A woman running in a stadium


  • Good for groups where runners can be put in pairs of similar ability
  • Good for pacing practice, implementing strict recovery times and applying a little pressure
  • Ideal for even-numbered groups of 2-20 runners
  • Works well in parks and on the running track

Paarlauf is a special form of a continuous relay involving two people per team. It's an interesting way of performing a standard interval session.


A couple of flexi-cones to mark changeover points. Naturally-occurring markers such as trees, or positions on a running track, can also be used.

Setting Up

Runners should be grouped into pairs of roughly equal ability.

Identify a loop around the track/park and mark a start/finish/changeover point with a flexi-cone, or use a natural marker such as a tree.

The Session

The first runner in the pair runs the loop while their partner waits.

When the first runner has completed their lap, the second runner in the pair runs while the first runner rests.

This alternation continues for a fixed time or until a fixed number of laps have been completed. In the case of large groups with several pairs of runners of different abilities it is better to run for a fixed time so that everybody finishes the session together.

Typically runners feel a bit of pressure to maintain a consistent pace for the sake of their partners. Despite the fact that their partner is probably willing them to slow down to allow for a little more precious recovery!

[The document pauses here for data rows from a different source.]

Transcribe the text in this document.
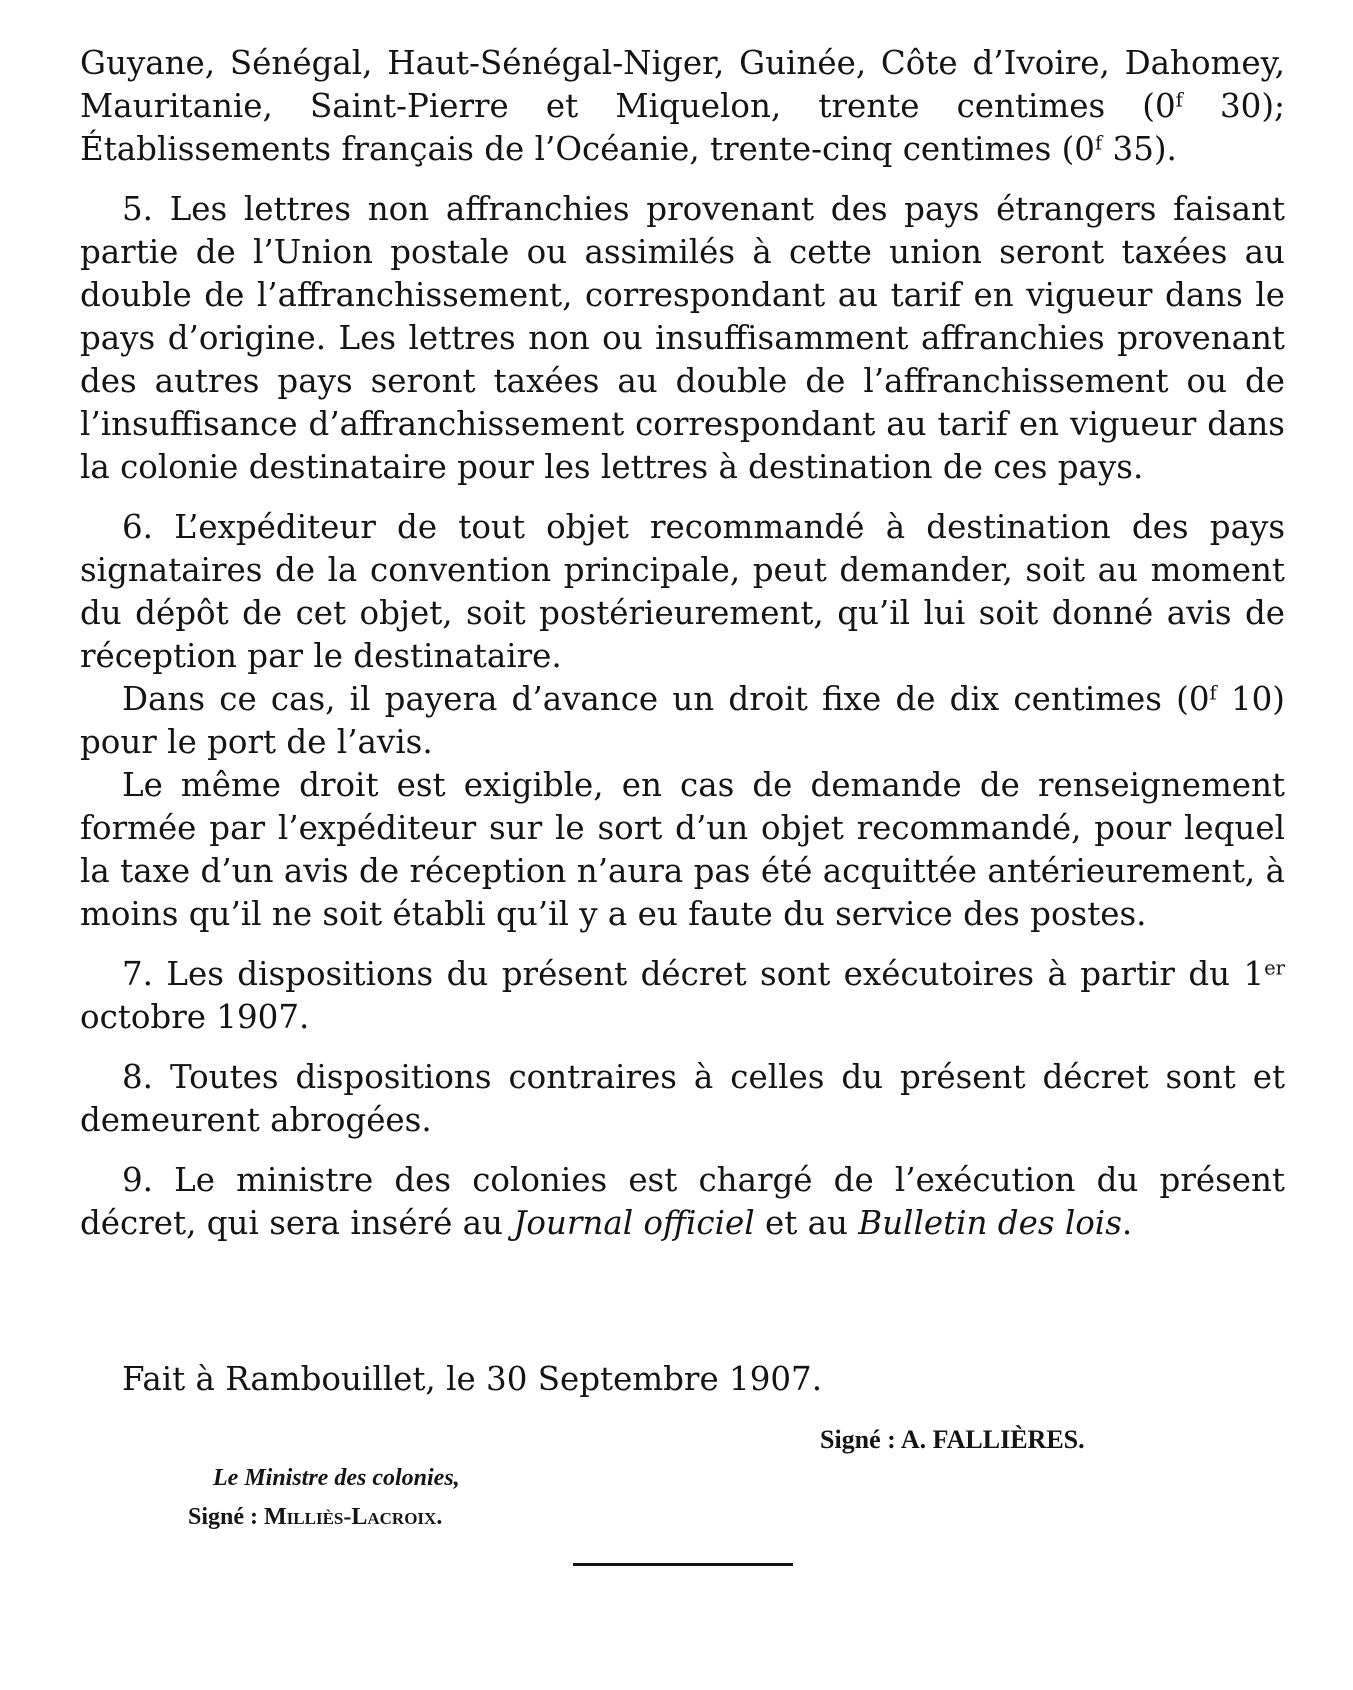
Guyane, Sénégal, Haut-Sénégal-Niger, Guinée, Côte d’Ivoire, Dahomey, Mauritanie, Saint-Pierre et Miquelon, trente centimes (0$^f$ 30); Établissements français de l’Océanie, trente-cinq centimes (0$^f$ 35).

5. Les lettres non affranchies provenant des pays étrangers faisant partie de l’Union postale ou assimilés à cette union seront taxées au double de l’affranchissement, correspondant au tarif en vigueur dans le pays d’origine. Les lettres non ou insuffisamment affranchies provenant des autres pays seront taxées au double de l’affranchissement ou de l’insuffisance d’affranchissement correspondant au tarif en vigueur dans la colonie destinataire pour les lettres à destination de ces pays.

6. L’expéditeur de tout objet recommandé à destination des pays signataires de la convention principale, peut demander, soit au moment du dépôt de cet objet, soit postérieurement, qu’il lui soit donné avis de réception par le destinataire.

Dans ce cas, il payera d’avance un droit fixe de dix centimes (0$^f$ 10) pour le port de l’avis.

Le même droit est exigible, en cas de demande de renseignement formée par l’expéditeur sur le sort d’un objet recommandé, pour lequel la taxe d’un avis de réception n’aura pas été acquittée antérieurement, à moins qu’il ne soit établi qu’il y a eu faute du service des postes.

7. Les dispositions du présent décret sont exécutoires à partir du 1er octobre 1907.

8. Toutes dispositions contraires à celles du présent décret sont et demeurent abrogées.

9. Le ministre des colonies est chargé de l’exécution du présent décret, qui sera inséré au Journal officiel et au Bulletin des lois.

Fait à Rambouillet, le 30 Septembre 1907.
Signé : A. FALLIÈRES.
Le Ministre des colonies,
Signé : Milliès-Lacroix.
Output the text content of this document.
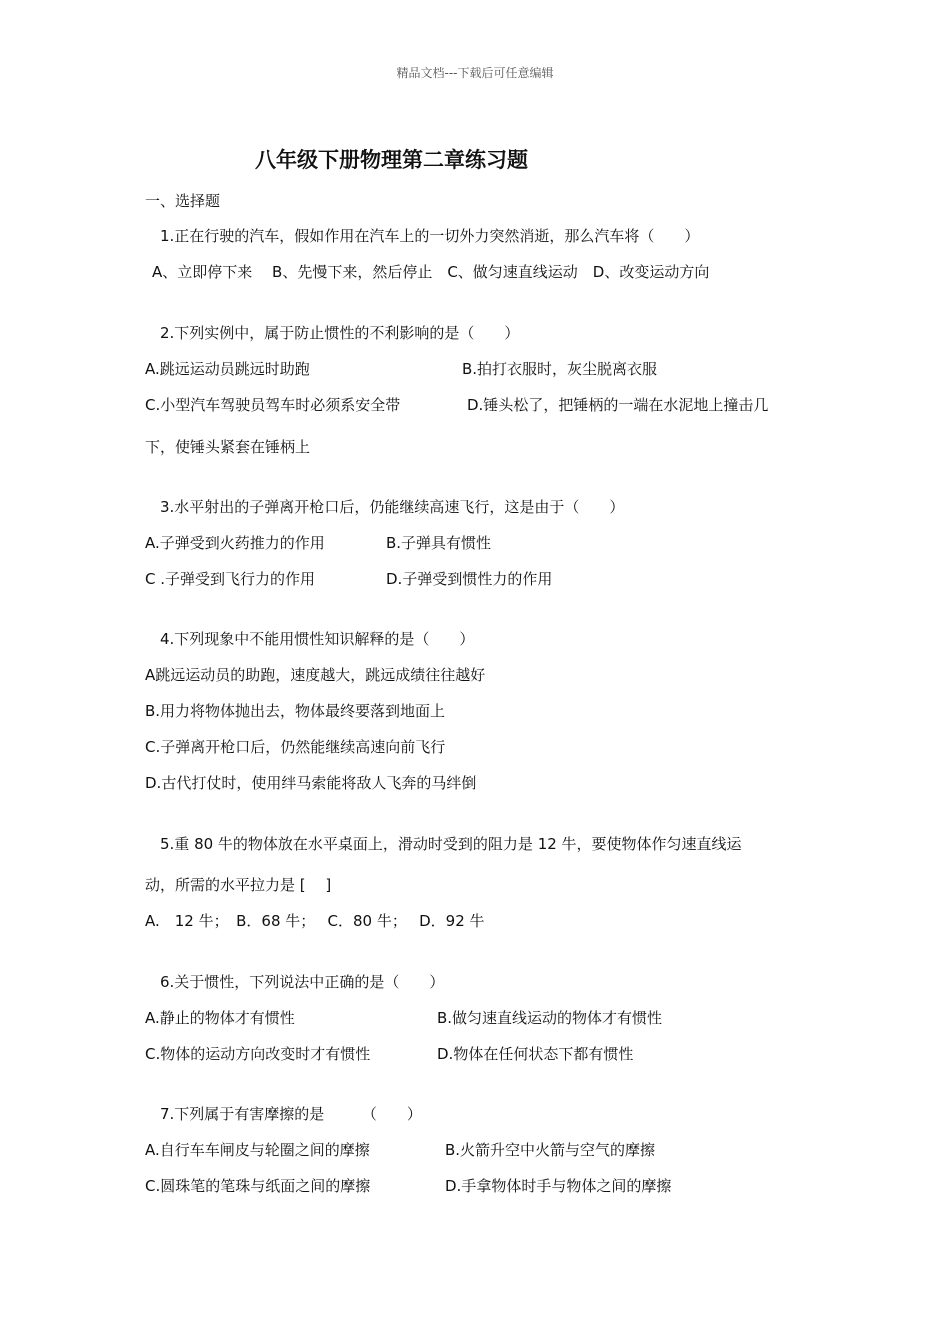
精品文档---下载后可任意编辑
八年级下册物理第二章练习题
一、选择题
1.正在行驶的汽车，假如作用在汽车上的一切外力突然消逝，那么汽车将（　　）
A、立即停下来　 B、先慢下来，然后停止　C、做匀速直线运动　D、改变运动方向
2.下列实例中，属于防止惯性的不利影响的是（　　）
A.跳远运动员跳远时助跑	B.拍打衣服时，灰尘脱离衣服
C.小型汽车驾驶员驾车时必须系安全带	D.锤头松了，把锤柄的一端在水泥地上撞击几
下，使锤头紧套在锤柄上
3.水平射出的子弹离开枪口后，仍能继续高速飞行，这是由于（　　）
A.子弹受到火药推力的作用	B.子弹具有惯性
C .子弹受到飞行力的作用	D.子弹受到惯性力的作用
4.下列现象中不能用惯性知识解释的是（　　）
A跳远运动员的助跑，速度越大，跳远成绩往往越好
B.用力将物体抛出去，物体最终要落到地面上
C.子弹离开枪口后，仍然能继续高速向前飞行
D.古代打仗时，使用绊马索能将敌人飞奔的马绊倒
5.重 80 牛的物体放在水平桌面上，滑动时受到的阻力是 12 牛，要使物体作匀速直线运
动，所需的水平拉力是 [　 ]
A.　12 牛；　B．68 牛；　 C．80 牛；　 D．92 牛
6.关于惯性，下列说法中正确的是（　　）
A.静止的物体才有惯性	B.做匀速直线运动的物体才有惯性
C.物体的运动方向改变时才有惯性	D.物体在任何状态下都有惯性
7.下列属于有害摩擦的是　　　（　　）
A.自行车车闸皮与轮圈之间的摩擦	B.火箭升空中火箭与空气的摩擦
C.圆珠笔的笔珠与纸面之间的摩擦	D.手拿物体时手与物体之间的摩擦
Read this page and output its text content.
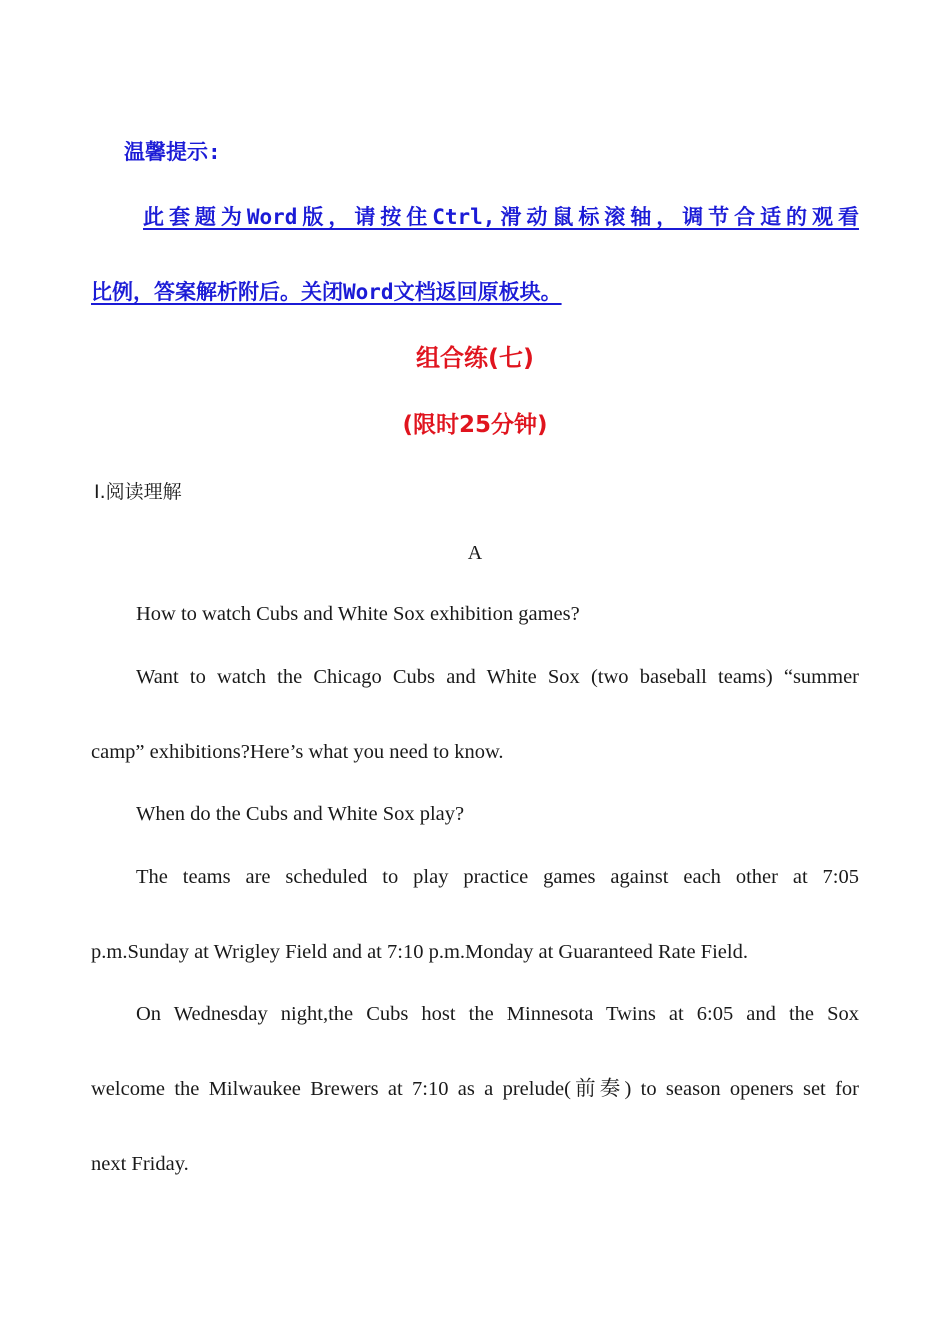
温馨提示:
此套题为Word版，请按住Ctrl,滑动鼠标滚轴，调节合适的观看
比例，答案解析附后。关闭Word文档返回原板块。
组合练(七)
(限时25分钟)
Ⅰ.阅读理解
A
How to watch Cubs and White Sox exhibition games?
Want to watch the Chicago Cubs and White Sox (two baseball teams) “summer
camp” exhibitions?Here’s what you need to know.
When do the Cubs and White Sox play?
The teams are scheduled to play practice games against each other at 7:05
p.m.Sunday at Wrigley Field and at 7:10 p.m.Monday at Guaranteed Rate Field.
On Wednesday night,the Cubs host the Minnesota Twins at 6:05 and the Sox
welcome the Milwaukee Brewers at 7:10 as a prelude(前奏) to season openers set for
next Friday.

While traditional interval sessions can sometimes suffer from inconsistent recovery times (somebody forgot to start the watch or distracted the coach), this is avoided with paarlauf sessions since recovery is dictated by the time it takes each member of the pair to complete their lap.


Runners must begin running as soon as their partner finishes. No extra recovery should take place.

Group Size

Since runners must be paired up, an overall even number of athletes is required. In the case of an odd number of athletes one option is to create a team of three, with two of the runners running at the same time. Just make sure they are of similar ability. Another option is to instead do a three-person continuous relay session or the more general continuous relay session.

The number of teams of pairs is usually limited by the space available. Beyond about 10 pairs (20 runners) things can get quite crowded, even on wider paths.


Jog Recovery

In this variation, which in some circles is more common than the standard version described above, each athlete in the pair has a different start and finish point. One athlete's finish point is the other's start point and vice-versa.

After changing over the recovering athlete jogs from their finish point to their start point.

Obviously the recovery section needs to be shorter than the main running section. This is easily achieved by having start and finish points opposite each other on the loop and having the recovering athlete cutting across the middle of the loop from their finish point to their start point whereupon they take over from the running athlete.

Real World Example

There is a group of eight athletes and the session is taking place on a running track.

Athletes are told to complete a lap at about their 5k race pace. The athletes are then paired off in the order in which they finish, so that athletes of similar ability are paired together.

Each athlete in each pair is assigned either the number one or the number two.

The start point for athlete one in each pair is half way up the home straight of the track and the start point for athlete two in each pair is halfway up the back straight of the track.

All athletes line up halfway up the home straight and on command the athletes assigned number one start their 200m run.

Meanwhile their partners jog across the infield to meet them halfway down the back straight where they change over.

The second set of athletes now begin their 200 meter run while the first athletes immediately begin jogging across the infield back to their start point half way up the home straight.

Running continues for 10 minutes. There is a two-minute rest before another 10-minute period of running, this time in the opposite direction.


Pairs of different abilities can be accommodated in the jog recovery variation by arranging the changeover points so that one runner's relay leg is longer than the other's.


Beware of any field activities taking place when on a running track and crossing the infield. Dodging javelins should not form part of the session!

Remember to warm up before your session and cool down afterwards.